À la mise en lumière de l’extension de la domination s’oppose l’idée de la possibilité d’un « monde » qui puisse encore s’opposer à la réalité établie. Le monde est compris dans la contribution de Boltanski dans un sens wittgensteinien, c’est-à-dire au sens de « tout ce qui arrive », renvoyant à l’impossibilité de le connaître dans sa totalité. La légitimité de la dernière partie plus optimiste de l’alternative n’est pas aussi évidente que ce qui est d’abord annoncé dans l’ouvrage. La résistance est-elle un fétiche qui sert l’idéologie ou une possibilité réelle d’opposer le monde des acteurs sociaux capables d’émancipation à la réalité établie ? L’ouvrage ne propose pas de réponse tranchée mais des voies différentes, et parfois étroites, de possibilités critiques. Ici on se demandera pourquoi, si la légitimité du retour à la première génération de l’École de Francfort est contestée, le phénomène n’est pas au moins l’objet d’une reconnaissance. Ce tournant de la théorie critique, supposé prendre en compte les contributions critiques les plus récentes, propose une opposition parfois un peu simple entre la théorie « d’avant » et celle « d’après » au moment même où des travaux, se réclamant eux aussi de la théorie crique, proposent un retour à la première génération de l’École de Francfort de façon à mieux comprendre la menace désormais ubiquitaire de l’autoritarisme. Une réflexion sur le retour de travaux consacrés au concept d’aliénation, là encore d’un côté comme de l’autre du Rhin, aurait pu compléter le tableau « du » tournant de la théorie critique ou au moins contribuer à l’interroger.

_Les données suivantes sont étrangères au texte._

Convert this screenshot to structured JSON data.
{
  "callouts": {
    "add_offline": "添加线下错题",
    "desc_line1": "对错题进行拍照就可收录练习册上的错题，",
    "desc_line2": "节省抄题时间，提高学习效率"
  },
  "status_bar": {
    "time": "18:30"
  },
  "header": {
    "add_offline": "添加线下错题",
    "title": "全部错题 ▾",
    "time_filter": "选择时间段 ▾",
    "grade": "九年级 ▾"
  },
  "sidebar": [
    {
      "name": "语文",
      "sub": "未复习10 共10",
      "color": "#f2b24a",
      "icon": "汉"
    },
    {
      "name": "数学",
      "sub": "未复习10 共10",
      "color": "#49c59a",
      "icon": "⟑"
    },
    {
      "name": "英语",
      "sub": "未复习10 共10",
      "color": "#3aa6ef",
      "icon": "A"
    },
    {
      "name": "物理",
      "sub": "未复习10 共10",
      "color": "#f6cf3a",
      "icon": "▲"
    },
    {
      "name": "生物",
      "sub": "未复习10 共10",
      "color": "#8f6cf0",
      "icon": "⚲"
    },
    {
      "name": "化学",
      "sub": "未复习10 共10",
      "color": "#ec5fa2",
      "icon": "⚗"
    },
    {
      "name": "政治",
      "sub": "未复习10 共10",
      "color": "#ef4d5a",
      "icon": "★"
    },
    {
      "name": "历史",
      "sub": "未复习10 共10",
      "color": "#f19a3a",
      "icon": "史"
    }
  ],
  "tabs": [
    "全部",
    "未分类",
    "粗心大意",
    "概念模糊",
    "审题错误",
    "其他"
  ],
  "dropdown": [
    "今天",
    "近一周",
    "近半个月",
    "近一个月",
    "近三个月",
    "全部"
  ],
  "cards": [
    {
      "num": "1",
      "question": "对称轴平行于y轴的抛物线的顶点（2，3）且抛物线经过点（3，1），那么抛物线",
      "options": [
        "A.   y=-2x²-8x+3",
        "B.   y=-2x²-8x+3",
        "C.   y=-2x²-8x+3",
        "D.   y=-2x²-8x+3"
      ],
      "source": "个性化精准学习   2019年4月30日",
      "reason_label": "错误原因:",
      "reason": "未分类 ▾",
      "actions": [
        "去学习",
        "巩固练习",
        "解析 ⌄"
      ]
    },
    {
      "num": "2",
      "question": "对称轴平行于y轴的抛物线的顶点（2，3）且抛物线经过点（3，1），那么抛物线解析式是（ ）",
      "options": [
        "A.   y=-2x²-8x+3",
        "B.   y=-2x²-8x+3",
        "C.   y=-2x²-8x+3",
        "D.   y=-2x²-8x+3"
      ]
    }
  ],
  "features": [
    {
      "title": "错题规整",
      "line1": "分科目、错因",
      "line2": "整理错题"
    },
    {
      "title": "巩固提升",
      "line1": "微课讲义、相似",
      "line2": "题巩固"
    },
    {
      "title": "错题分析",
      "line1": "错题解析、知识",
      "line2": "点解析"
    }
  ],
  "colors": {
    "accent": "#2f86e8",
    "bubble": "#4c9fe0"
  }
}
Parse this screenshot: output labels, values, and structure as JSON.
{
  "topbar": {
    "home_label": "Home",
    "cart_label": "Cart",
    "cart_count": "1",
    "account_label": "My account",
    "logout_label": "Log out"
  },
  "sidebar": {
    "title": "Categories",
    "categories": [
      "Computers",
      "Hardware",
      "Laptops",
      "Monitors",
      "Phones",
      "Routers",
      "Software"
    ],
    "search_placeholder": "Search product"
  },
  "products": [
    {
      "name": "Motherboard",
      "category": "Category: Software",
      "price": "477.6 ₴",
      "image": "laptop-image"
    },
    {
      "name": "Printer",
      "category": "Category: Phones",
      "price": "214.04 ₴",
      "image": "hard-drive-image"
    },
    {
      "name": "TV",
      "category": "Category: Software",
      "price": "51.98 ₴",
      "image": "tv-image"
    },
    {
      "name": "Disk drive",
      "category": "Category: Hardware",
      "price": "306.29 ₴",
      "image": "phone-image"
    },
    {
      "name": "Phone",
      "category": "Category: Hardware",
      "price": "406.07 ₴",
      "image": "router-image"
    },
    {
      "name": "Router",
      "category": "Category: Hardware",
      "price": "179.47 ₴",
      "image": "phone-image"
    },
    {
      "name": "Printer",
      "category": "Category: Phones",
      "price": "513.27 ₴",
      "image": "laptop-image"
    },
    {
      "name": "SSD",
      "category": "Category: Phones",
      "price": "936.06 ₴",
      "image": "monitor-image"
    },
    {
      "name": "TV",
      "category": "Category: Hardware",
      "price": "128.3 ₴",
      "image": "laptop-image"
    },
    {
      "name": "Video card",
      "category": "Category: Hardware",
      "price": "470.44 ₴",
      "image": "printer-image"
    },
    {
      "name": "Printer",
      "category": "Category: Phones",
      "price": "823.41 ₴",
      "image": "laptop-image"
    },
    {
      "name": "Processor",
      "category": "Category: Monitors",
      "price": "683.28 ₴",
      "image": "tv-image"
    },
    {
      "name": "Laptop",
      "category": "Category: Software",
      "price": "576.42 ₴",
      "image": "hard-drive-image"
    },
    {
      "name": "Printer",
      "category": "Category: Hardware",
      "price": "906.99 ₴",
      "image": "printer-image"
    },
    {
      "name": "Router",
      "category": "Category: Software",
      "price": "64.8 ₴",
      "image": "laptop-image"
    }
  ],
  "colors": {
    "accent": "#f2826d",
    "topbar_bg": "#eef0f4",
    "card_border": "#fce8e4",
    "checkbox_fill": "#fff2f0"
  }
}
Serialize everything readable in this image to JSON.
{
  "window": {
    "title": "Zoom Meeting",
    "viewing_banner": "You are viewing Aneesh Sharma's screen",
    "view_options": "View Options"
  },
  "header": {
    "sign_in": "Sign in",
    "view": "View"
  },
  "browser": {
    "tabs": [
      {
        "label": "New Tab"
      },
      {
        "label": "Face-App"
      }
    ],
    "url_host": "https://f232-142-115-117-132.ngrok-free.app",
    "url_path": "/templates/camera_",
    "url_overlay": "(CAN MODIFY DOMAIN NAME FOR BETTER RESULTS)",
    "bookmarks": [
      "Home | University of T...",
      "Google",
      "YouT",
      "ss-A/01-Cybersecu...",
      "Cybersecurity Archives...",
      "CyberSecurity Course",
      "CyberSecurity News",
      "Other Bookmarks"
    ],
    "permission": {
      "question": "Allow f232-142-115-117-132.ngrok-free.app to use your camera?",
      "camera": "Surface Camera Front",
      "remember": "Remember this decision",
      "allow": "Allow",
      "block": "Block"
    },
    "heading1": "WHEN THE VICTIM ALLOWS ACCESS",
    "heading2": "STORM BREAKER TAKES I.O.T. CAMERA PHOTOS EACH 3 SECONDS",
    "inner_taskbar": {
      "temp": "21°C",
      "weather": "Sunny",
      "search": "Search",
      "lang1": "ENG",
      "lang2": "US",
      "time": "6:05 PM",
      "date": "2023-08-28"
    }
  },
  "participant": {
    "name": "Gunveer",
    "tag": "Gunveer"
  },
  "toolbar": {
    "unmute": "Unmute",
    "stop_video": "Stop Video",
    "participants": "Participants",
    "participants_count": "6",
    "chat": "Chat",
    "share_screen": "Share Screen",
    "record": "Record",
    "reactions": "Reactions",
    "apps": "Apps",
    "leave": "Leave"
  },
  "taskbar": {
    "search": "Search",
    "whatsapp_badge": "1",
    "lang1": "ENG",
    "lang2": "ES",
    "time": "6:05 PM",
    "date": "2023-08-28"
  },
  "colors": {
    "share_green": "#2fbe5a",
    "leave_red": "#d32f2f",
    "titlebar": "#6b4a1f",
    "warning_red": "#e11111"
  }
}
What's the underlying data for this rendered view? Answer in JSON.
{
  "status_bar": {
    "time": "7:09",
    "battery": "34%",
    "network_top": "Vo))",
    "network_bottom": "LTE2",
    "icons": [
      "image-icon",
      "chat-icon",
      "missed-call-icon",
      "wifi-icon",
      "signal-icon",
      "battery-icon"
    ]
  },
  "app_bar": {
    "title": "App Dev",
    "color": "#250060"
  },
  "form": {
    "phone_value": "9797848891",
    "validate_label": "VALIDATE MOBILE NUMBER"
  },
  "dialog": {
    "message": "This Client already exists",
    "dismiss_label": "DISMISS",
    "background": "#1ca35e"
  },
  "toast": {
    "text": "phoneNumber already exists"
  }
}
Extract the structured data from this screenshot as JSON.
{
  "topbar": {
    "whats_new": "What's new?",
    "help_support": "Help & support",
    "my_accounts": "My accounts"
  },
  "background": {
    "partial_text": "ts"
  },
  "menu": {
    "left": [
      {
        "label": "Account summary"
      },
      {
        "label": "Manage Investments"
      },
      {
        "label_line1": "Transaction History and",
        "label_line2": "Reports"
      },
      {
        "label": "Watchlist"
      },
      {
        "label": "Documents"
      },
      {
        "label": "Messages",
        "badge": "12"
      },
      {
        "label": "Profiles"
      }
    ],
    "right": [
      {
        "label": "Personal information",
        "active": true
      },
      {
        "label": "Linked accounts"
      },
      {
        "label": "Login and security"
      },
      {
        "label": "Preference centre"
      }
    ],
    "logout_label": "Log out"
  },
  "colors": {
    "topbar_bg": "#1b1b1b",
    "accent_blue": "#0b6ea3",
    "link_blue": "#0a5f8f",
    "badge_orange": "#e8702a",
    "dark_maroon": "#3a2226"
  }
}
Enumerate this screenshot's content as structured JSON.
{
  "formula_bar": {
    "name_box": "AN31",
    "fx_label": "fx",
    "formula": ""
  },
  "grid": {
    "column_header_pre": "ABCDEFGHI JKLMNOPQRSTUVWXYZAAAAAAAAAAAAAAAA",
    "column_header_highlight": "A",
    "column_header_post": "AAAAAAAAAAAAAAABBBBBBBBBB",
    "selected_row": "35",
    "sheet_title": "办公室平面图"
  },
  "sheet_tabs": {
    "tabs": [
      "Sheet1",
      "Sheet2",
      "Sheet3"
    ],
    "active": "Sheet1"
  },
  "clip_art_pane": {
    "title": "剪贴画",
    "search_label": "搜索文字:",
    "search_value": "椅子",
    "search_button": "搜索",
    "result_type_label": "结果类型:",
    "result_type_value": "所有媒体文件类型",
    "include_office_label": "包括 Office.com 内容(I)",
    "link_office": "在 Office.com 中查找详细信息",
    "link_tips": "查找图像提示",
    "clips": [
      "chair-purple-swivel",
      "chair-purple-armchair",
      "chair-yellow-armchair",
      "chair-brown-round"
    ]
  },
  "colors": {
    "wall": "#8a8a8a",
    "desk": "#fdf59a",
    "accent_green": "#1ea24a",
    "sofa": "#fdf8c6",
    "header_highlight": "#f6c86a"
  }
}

Cependant, l’ouvrage est riche et a deux mérites essentiels qui en font une publication incontournable pour les sciences sociales. Il met en lumière une communauté de questionnements, d’investigations et de conclusions issus des traditions critiques allemande et française. Il met en miroir des réflexions parentes mais non-univoques qui suggèrent la nécessité de poursuivre le dialogue entre les différents théoriciens critiques, en suscitant continuellement chez le lecteur de nombreuses interrogations quant à l’avenir de la critique et à la possibilité d’en concilier les différentes théorisations.